With the car still in its infancy at the time after the first Mini under the BMW banner rolled off the production line in late 2000, there were many derivatives over the years. One of these variants, the Clubman with its distinctive two barn doors at the back, emerged in 2007 and already in it’s second generation, had a recent fixer-upper which was launched locally late last year. And if being afforded the opportunity to resume our day jobs of driving any test car again as Covid-19 lockdown restrictions started to ease wasn’t bliss enough already, receiving a refreshed Clubman Cooper S to help ease us into the so-called new normal was heaven sent.
But before we delve too deeply into the niceties of this car, we need to address the elephant in the room, which is the price. There is absolutely nothing ‘mini’ about the Cooper S Clubman’s sticker of R581 864. Even though it is a premium compact car, that was a lot of money by anyone’s standards even before the average monthly budget started shrinking in the midst of the Covid-19 financial crunch. At that price point, the options for bigger and more affordable cars are endless, and for a mere R8 000 more you can own an all-time South African crowd-pleaser in the Golf GTI.
The majority of car buyers who are not blessed with a generous budget or have more pressing practical needs will probably merely view it as an overpriced toy. Unfair as this may be taken the car’s capabilities and rich heritage into account, I’m simply not blessed with the superior persuasive skills required to convince them otherwise. All I can say that a toy designed by the Germans and assembled in England isn’t just any old toy you see at your local China Mall.
What the Clubman Cooper S might lacks in value, practicality and size, it makes up in driveability and feel-good factor, or simply put, good old-fashioned fun. And speaking of size, it’s actually grow up considerably from the days of those adorable midgets that put Mini on the map in the 1960s. Sharing BMW’s UKL2 platform with the likes of the X1, X2 and the 1 and 2 Series, the Clubman is a far cry from those gold bar-laden little buggers that escaped from the Italian Polizia Fiats so effortlessly through Turin’s storm water tunnels on the film set over five decades ago.
The cabin is spacious enough to get four adults to their destination in comfort on a daily basis, while the 360 litres of boot space is easily accessible through the barn doors and should be big enough for its passengers’ everyday needs.
The 2.0-litre turbo petrol engine sends 141kW/280Nm of torque to the front wheels via the seven-speed dual-clutch transmission. Mini claims the Clubman Cooper S will reach 100 km/h from a standstill in 7.2 sec with a top whack of 228 km/h. Not exactly a GTI killer, but it never claims to be and speed off the line is most likely also not what your modern day Mini admirer is after.
The car has a rated fuel consumption of 6.2L/100 km, but we struggled to keep that number below 10. And believe it or not, while our trips might have included some enthusiastic driving, it didn’t include hauling gold bars down stairways.

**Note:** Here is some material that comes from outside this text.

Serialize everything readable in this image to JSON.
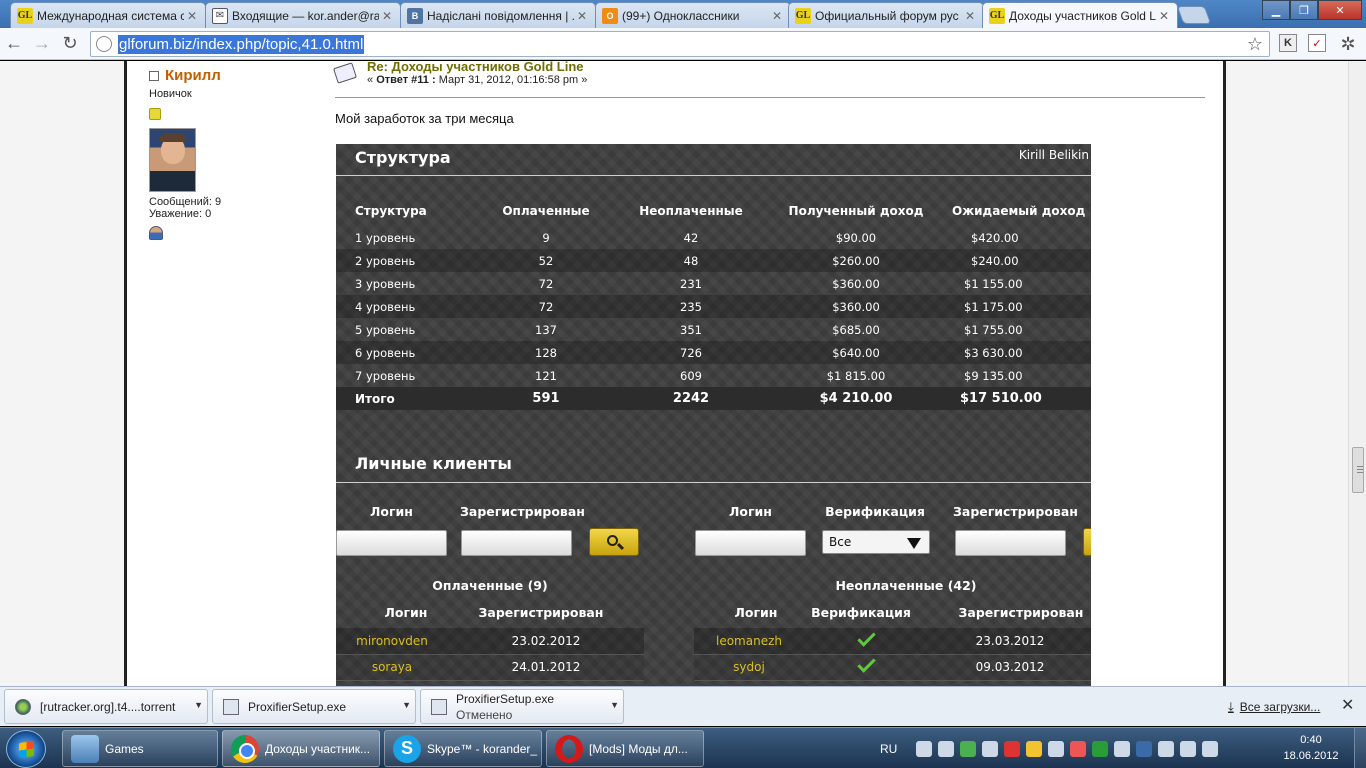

The complete list of updates in the new Clubman Cooper S includes a distinctive front design with newly designed radiator grill, LED headlights with Matrix function for the high beam, new LED fog lamps with driving light ring, LED rear lights as standard, optionally in Union Jack design, new body colours, new option Piano Black exterior, new light alloy wheels, sports suspension resulting in the car running 10mm lower, new range of leather trims and interior surfaces, new Mini Yours equipment programme and an extended range of original Mini accessories.
The new Clubman comes equipped with a SIM card which meets 4G mobile phone standards. This means that Intelligent Emergency Call with automatic detection of vehicle location and accident severity is available, as well as Mini TeleServices.
The Clubman Cooper S, or any Mini for that matter, just isn’t a car for the masses anymore like it was all those decades ago. But with this comes exclusivity, and that is exactly what will attract buyers to it. It is not a run-of-the-mill value sedan, SUV or even mass-produced hatch back. The Clubman is distinctively a Mini accentuated by the quirky bard doors that make it very more unique. And this distinctive uniqueness is what justifies a Mini. And its price tag, its buyers will argue.